When The Candidate promotes an agenda on an international television broadcast that includes the mandate to “Kill All Others,” Phil takes notice and begins to question the system and voice his opposition to the wrong-headedness of his fellow citizens.
There are a number of moments in “Kill All Others” where there is a keen sense of free fall in Phil’s moral protest. His political views concern his co-workers and draw attention from others. When he pulls the emergency stop cord on his commuter train in order to get a better look at a K.A.O. billboard, he causes a derailment and has to spend some quality time with a “Peace Sergeant.”
Banned from riding the commuter train, Maggie has to drive him around until a self-driving vehicle can be provided. On their way to work, he sees his neighbors chasing down a frightened woman who is bleeding from the head. He intervenes and is accused of being an Other like the mob’s victim. This lands him back in the Peace Sergeant’s office.
When he gets back to work finally, he is given a tracking bracelet that will be monitoring his physical readings ostensibly for health reasons. His co-workers have been warned that they cannot talk with him anymore on the job. On their break, he points out the newest “KILL ALL OTHERS” billboard that has a body hanging by a noose. Ed (Glenn Morshower, Supergirl) insists the body must be a prop dummy. Like THAT’s the problem Phil is concerned about.

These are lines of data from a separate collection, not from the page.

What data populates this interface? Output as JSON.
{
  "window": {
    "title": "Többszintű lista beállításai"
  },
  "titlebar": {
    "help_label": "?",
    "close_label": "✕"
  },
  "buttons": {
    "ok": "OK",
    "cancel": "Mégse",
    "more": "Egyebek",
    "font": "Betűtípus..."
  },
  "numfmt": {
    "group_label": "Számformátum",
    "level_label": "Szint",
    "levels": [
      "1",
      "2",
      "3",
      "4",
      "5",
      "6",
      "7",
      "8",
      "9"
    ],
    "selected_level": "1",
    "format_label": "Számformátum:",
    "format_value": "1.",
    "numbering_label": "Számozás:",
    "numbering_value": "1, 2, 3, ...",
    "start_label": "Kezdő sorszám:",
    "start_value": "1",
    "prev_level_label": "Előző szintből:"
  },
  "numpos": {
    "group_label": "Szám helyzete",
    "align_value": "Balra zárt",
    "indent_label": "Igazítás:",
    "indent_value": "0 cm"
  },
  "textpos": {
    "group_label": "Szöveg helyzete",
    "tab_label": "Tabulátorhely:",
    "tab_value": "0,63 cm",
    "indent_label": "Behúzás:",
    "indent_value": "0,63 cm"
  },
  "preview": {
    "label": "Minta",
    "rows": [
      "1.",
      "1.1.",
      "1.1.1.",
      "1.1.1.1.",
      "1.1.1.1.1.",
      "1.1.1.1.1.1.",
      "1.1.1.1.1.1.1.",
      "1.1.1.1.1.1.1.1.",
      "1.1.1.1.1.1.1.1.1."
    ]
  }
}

His actions become more and more subversive but the government’s surveillance always seems to be a step ahead of him. He grows desperate to spread the truth, to convince the public of the problems he is seeing, needing to cause something sensational enough to break through the incredible disinterest of his society.
In his downward sanity spiral, he begins to behave out of character, driven by a growing paranoia. Until he actually hits Maggie in a moment of frenzy because he thinks she’s turned on him, I found it all quite believable. Him hitting her seemed contrived, a moment of violence towards the person who means the most to him.
The climax takes places that the hanging body billboard where he wants to show the world that the body is real. What’s truly tragic here is that I’m pretty sure most people realize it is a real body but just don’t care. They believe in the evil of the Other and as The Candidate says repeatedly, if you aren’t an Other, then you are perfectly safe.
As Phil’s final moments play out on a live news broadcast, his co-workers watch from Lenny’s (Jason Mitchell, Freedom Fighters: the Ray) basement. While Lenny wonders aloud that they never suspected Phil was an Other, Ed states that Phil is not an Other but doesn’t really seem worked up over his death either.
The world moves on without a ripple after Phil’s demise. The only real change is that the unknown body on the billboard has been replaced by Phil. And no one seems bothered by this.
As the series isn’t actually serial in nature, it’s interesting that Amazon Prime chose to number “Kill All Others” as its finale since this purposefully ends the “season” on a specific and pronounced downbeat. This compares to the UK’s Channel Four airing “The Father Thing” as its finale which, arguably, has the most upbeat ending of the ten.
This episode (like the short story “The Hanging Stranger” that it is based on) makes no attempt to be anything but a political commentary and societal reprimand. Phil tells Ed and Lenny that it was his father, a union activist, who taught him to “see clearly.” And, although the unions are the reason the three of them have their jobs, there is little indication that they have any active role any more.
The sense we are left with is that Phil’s story isn’t unique. There will be others who will recognize the sinister absurdity of the system, others who “see clearly.” But some, like Ed, will let it slide in the interests of self-interest. Others will take Phil’s path and most likely die for it. It’s a bleak prospect, all the more so for how potentially prophetic it is nowadays.